Definitions and meanings:
Executive Director:
Executive directors are working employees of an organization who are responsible for the top strategic decision-making. The main domain of an executive director is the effective running of business operations. Each executive director has a specific duty to perform based on his department. Executive directors can also be called as internal directors.
Non-Executive Director:
Non-executive directors make part of the board of directors of a company. They usually do not indulge in the management responsibilities and are primarily responsible for the supervision and aiding of executive directors. Non-executive directors are also called as external directors.

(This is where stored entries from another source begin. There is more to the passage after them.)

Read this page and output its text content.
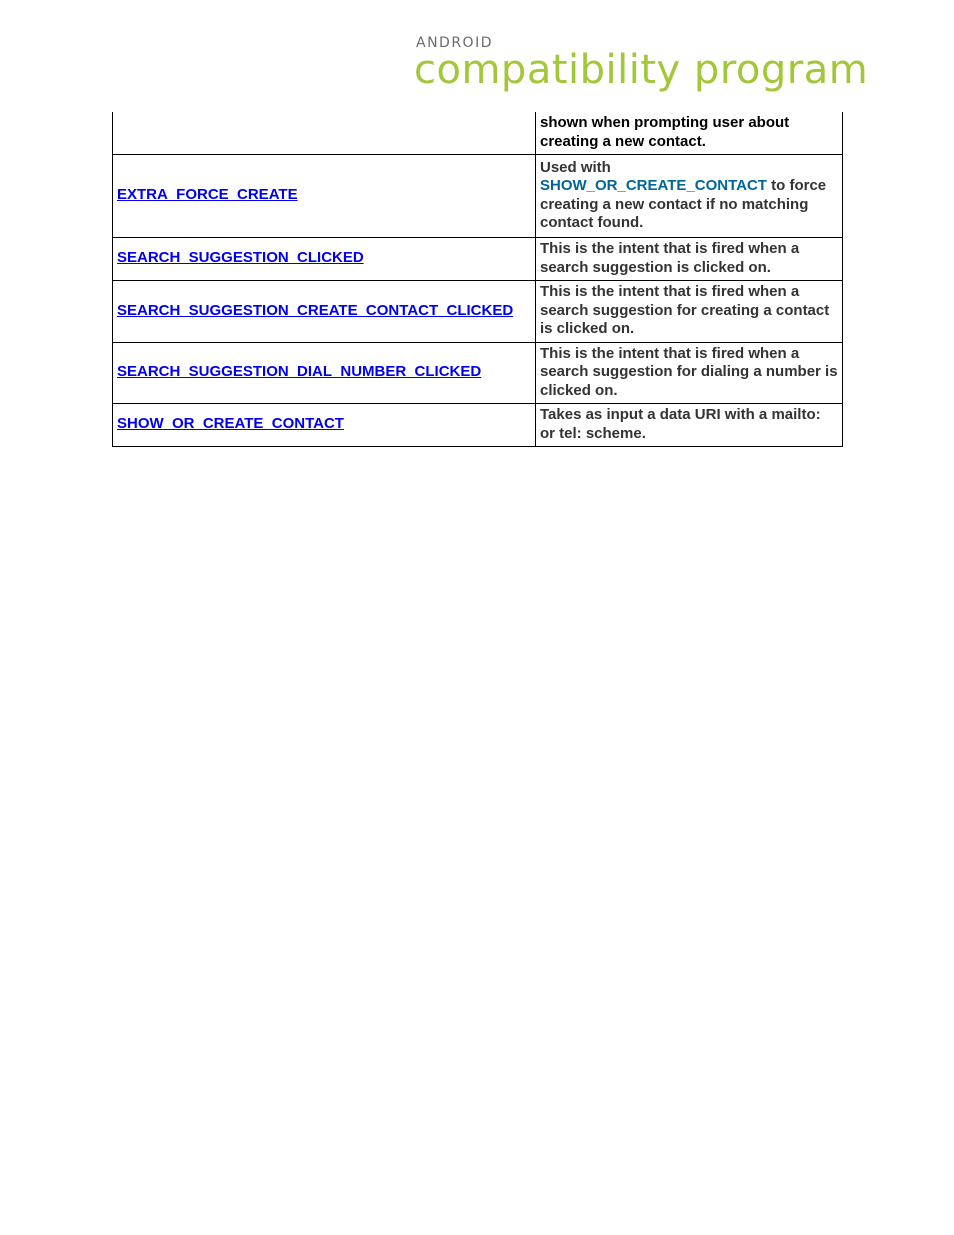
ANDROID
compatibility program
	shown when prompting user about creating a new contact.
EXTRA_FORCE_CREATE	Used with SHOW_OR_CREATE_CONTACT to force creating a new contact if no matching contact found.
SEARCH_SUGGESTION_CLICKED	This is the intent that is fired when a search suggestion is clicked on.
SEARCH_SUGGESTION_CREATE_CONTACT_CLICKED	This is the intent that is fired when a search suggestion for creating a contact is clicked on.
SEARCH_SUGGESTION_DIAL_NUMBER_CLICKED	This is the intent that is fired when a search suggestion for dialing a number is clicked on.
SHOW_OR_CREATE_CONTACT	Takes as input a data URI with a mailto: or tel: scheme.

Difference between executive and non executive directors:
The main difference between executive and non-executive directors is explained below:
1. Independence:
Executive directors are internal employees of a company. Therefore, they are not independent when making their decisions and performing administrative duties, whereas non-executive directors are independent external directors, who are specifically appointed to bring an independent external view. As non-executive directors are not dependent upon the company especially in terms of remuneration, they are expected to constructively challenge the policies of executive directors in order to help develop proposals on strategy.
2. Employment:
An executive director is an employee of the company. Therefore, executives are responsible for the management and administration of day-to-day business activities. Non-executive directors are not full-time employees of the company, rather they are appointed by the shareholders. They are appointed for their knowledge, expertise and an independent oversight.
3. Remuneration:
The terms of remuneration of non-executive directors are already decided and are not affected by the performance of company either short-term or long-term. Non-executive directors are paid their service fee based on the complexity of their role and the term of their appointment. Executive directors usually have a salary package which consists a mix of fixed salary, commissions and incentives based on company performance, share option schemes and other perks and benefits.
4. Leadership and Roles:
Every board appoints a CEO or ‘Chief Executive Officer’ and a ‘Chairman’. CEO is also called as an MD (Managing Director). CEO is appointed amongst one of the ‘executive directors’ and is responsible for making major corporate decisions and managing the operations of all the departments of the company. However, the ‘Chairman’ of the board is a ‘non-executive director’ and is responsible for effective running of board proceedings.Other than the chairman, non-executive directors appoint a SID or ‘Senior Independent Director’. SID is expected to serve as an intermediary amongst directors where necessary. An SID also serves as ‘Acting Chairman’, if Chairman is unavailable.
5. Nomination:
Executive directors are appointed by the shareholders. In larger companies shareholders normally delegate the duty to appoint these directors to board of directors which in turn delegate the task to the ‘nomination committee’ which is comprised of non-executive directors to ensure transparency in appointments of executives. The non-executive directors are nominated by shareholders and are issued a LOA (Letter of Appointment). If an ad hoc situation arises, a director can be either appointed by the other directors or the government of respective jurisdiction.
Conclusion:
Directors are the primary agents in a company that act on behalf of shareholders. A company must have a reasonable number of total directors. According to the principles of corporate governance, board of directors of any company must have an equal split of executive and non-executive directors. This control makes it viable that no group of directors outweigh others and a certain level of balance is maintained. Although non-executive directors do not take part in the day-to-day operations of business they are responsible for aiding executive directors in making strategic decisions based on their risk assessment and long-term strategic vision.